— Ты что сделал? — со страданием спросил он Невейзера, и это было не страдание боли, а страдание от сожаления за человека, который по глупости совершил глупость, и вот придется теперь его убить. А не убить нельзя, он осквернил священное место: голову мужчины, он коснулся его волос!
— Эй, жених! — послышался голос Гнатенкова. — Ты погоди ножиком махать. А невеста где?
Кавказец заозирался. Действительно, не было Кати.
— Шщщах! — воскликнул он при этом новом для себя оскорблении и бросился в кусты, продираясь в них, как раненый зверь.
И, будто по сигналу, многие другие тоже побежали в заросли обширного сада, окружающего Графские развалины, — это всё были несостоявшиеся женихи Кати. Быть может, они обнадежились новой безнадежной надеждой...
16
Шум и треск раздавались в окрестностях.
Невейзер продирался тоже, ему было труднее: он берег камеру.
Наткнувшись на овраг, он пошел вдоль него и спустился к реке. Здесь, на пригорке, сидела Катя, обхватив колени, склонив голову. Невейзер издали кашлянул, чтобы не напугать ее внезапным появлением. Она не обернулась.
Он подошел, сел рядом и чуть сзади.
В который уже раз он поразился сходству Кати с женой, именно такой была его жена, когда еще не была его женой, и у них было мною хорошего, но вот этого, например, не было: посидеть тихим вечером на берегу тихой реки. Не было и не будет теперь никогда, и Невейзер затосковал, но тоска тут же сменилась светлой печалью, потому что он вдруг увидел возможность воплотить невоплощенное, ведь не так уж трудно представить эту девушку его Катей в восемнадцать лет. А ему самому двадцать. И Невейзер отложил камеру, чтобы забыть о том, что с ним произошло во взрослой жизни, вследствие которой он попал на свадьбу, став шабашником ради хлеба насущного. Ему захотелось сказать что-нибудь простое, что он мог бы сказать тогда, в юности.
— Не холодно? — спросил он.
Вопрос был глуп — вечер не только не прохладен, а даже душноват, — но и хорошо, что глуп, по-юношески глуп.
— Что же ты ушла? — задал Невейзер еще один глупый вопрос, радуясь, что умеет быть таким наивным.
Катя замечательно усмехнулась:
— Скучно.
— Но опасно ведь. Пьяные кругом бродят.
Катя повела плечами.
— В самом деле холодно...
Невейзер обнял ее за плечи, и душа его задохнулась от счастья.
— У меня такое чувство, — сказал он, — что мы с тобой не виделись очень давно.
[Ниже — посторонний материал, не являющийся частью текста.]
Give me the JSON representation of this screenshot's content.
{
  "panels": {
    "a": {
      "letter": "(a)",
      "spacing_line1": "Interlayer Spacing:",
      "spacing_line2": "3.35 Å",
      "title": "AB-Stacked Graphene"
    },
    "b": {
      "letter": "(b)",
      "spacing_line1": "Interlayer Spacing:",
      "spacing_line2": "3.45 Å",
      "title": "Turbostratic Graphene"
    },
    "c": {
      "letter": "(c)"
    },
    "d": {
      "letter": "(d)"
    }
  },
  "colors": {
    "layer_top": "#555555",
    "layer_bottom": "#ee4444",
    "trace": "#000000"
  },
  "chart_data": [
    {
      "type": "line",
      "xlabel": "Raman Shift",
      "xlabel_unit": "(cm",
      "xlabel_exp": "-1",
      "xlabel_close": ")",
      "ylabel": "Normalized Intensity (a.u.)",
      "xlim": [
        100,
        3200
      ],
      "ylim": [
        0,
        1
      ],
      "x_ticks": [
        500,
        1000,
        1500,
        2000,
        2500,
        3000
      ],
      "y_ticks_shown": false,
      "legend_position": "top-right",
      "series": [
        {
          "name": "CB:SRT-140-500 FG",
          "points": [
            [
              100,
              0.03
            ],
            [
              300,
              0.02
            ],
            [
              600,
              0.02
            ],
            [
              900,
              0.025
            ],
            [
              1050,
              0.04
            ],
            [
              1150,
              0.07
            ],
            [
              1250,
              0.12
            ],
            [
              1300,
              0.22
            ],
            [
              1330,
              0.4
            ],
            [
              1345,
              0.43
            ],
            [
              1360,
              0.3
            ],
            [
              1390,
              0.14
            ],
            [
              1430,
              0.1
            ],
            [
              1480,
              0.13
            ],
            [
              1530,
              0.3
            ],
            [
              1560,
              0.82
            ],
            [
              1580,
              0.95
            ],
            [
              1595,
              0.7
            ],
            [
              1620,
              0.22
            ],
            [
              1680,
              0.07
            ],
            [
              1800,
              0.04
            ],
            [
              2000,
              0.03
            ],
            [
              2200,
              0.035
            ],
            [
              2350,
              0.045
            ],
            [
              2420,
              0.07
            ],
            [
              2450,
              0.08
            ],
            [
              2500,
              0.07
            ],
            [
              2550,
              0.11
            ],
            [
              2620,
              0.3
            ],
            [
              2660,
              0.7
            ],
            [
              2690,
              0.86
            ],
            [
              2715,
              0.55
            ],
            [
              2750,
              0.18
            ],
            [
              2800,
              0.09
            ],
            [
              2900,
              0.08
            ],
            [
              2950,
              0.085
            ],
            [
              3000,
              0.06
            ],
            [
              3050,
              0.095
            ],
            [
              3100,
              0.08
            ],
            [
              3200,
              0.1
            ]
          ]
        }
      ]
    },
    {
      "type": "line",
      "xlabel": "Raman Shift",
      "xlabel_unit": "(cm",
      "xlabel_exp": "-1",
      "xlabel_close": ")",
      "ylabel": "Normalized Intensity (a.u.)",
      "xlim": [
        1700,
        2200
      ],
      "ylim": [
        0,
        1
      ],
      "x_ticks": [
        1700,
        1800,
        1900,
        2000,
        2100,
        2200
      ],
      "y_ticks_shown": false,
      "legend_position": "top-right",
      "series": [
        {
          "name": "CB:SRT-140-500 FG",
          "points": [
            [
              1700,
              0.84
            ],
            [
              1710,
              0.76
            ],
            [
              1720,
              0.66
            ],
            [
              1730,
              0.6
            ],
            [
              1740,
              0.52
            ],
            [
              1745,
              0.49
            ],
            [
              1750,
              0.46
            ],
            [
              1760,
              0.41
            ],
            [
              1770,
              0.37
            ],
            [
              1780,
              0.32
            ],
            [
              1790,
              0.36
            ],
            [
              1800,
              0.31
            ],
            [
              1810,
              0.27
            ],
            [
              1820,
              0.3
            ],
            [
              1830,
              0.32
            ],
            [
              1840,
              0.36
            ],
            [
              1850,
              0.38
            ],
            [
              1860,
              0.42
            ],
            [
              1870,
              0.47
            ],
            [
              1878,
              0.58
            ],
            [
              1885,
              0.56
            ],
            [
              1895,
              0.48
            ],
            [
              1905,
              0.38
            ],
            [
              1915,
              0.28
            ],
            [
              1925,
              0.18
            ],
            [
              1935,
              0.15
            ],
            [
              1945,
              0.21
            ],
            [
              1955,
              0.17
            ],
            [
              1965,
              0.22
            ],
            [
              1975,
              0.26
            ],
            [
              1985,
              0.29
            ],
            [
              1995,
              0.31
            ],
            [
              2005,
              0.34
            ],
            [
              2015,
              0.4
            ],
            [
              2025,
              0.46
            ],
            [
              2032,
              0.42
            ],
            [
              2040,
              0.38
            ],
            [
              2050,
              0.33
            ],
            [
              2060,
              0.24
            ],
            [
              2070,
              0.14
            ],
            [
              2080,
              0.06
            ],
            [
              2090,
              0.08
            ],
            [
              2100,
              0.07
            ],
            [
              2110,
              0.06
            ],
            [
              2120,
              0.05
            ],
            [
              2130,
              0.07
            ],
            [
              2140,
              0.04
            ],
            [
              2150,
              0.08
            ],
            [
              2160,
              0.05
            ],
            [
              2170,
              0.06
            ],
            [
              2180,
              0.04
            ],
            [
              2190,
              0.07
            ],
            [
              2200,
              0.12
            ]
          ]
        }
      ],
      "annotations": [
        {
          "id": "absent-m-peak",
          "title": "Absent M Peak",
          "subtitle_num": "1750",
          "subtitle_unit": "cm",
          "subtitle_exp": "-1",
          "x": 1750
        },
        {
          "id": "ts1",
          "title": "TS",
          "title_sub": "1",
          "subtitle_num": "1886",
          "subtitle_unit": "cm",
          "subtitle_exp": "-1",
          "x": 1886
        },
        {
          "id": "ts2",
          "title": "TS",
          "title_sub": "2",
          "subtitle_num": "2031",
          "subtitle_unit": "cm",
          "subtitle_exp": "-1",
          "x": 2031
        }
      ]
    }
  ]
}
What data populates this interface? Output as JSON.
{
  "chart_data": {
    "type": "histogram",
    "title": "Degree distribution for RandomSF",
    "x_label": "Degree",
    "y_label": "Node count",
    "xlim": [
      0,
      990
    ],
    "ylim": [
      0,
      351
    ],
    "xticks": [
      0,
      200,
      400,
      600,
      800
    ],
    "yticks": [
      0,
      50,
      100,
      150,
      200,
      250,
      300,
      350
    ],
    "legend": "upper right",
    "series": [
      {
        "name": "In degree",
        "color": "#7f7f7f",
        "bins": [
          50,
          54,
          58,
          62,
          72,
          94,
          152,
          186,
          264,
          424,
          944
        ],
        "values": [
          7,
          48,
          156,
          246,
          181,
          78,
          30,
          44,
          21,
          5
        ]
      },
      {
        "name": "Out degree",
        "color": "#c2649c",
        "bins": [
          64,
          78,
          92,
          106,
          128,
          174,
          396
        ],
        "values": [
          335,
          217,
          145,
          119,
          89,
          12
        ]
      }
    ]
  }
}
Я тосковал по тебе. И вот опять мы увиделись. Господи, сколько глупого всего сделано, сказано!
— Это точно! — согласилась Катя.
— Уйдем отсюда, уедем! Пойми, пойми, никто тебя не оценит, не поймет. Пушок вот этот на твоей шее никто не поймет, никто не оценит, кроме меня, потому что я знаю, что он проходит, я видел, как грубеет эта кожа, я видел будущее и понимаю цену настоящему. Голоса твоего никто не услышит, не сумеет услышать. Понять вот эту родинку, вот здесь, за ухом (он дотронулся), никто не сумеет.
— Надо говорить: за ушком, — возразила Катя. — Ухо — это у мужчин. У девушек: ушко.
Именно такую, бездонную в своей прелести милую чепуху говорила Катя давным-давно, сто лет назад, она вообще любила играть в детские интонации, и это не выглядело смешно, потому что смешное существует только для тех, кто смотрит со стороны, а со стороны смотреть было некому и сейчас некому, Невейзер ведь не со стороны.
Он поцеловал в ушко, в раковинку и перепугался, что целует не наивно, как хотелось бы, а уже опытным (несмотря на свой небольшой, но зато прочный опыт) поцелуем. И хорошо бы, если б Катя засмеялась, как от щекотки, но она, будто зная смысл такого поцелуя, понимая толк в удовольствии от него, тихонько застонала. Тогда Невейзер поцеловал в обнаженное плечо, в то место, где мышца круглится под теплой кожей; у своей Кати он не сразу набрел на это место, лет только через пять, и удивился ее реакции: она вся изогнулась и благодарно обхватила его руками, с тех пор без поцелуев в плечо — и в другое — ни разу не обходилось. Если только он не был пьян. Если не был пьян. Был пьян. Пьян.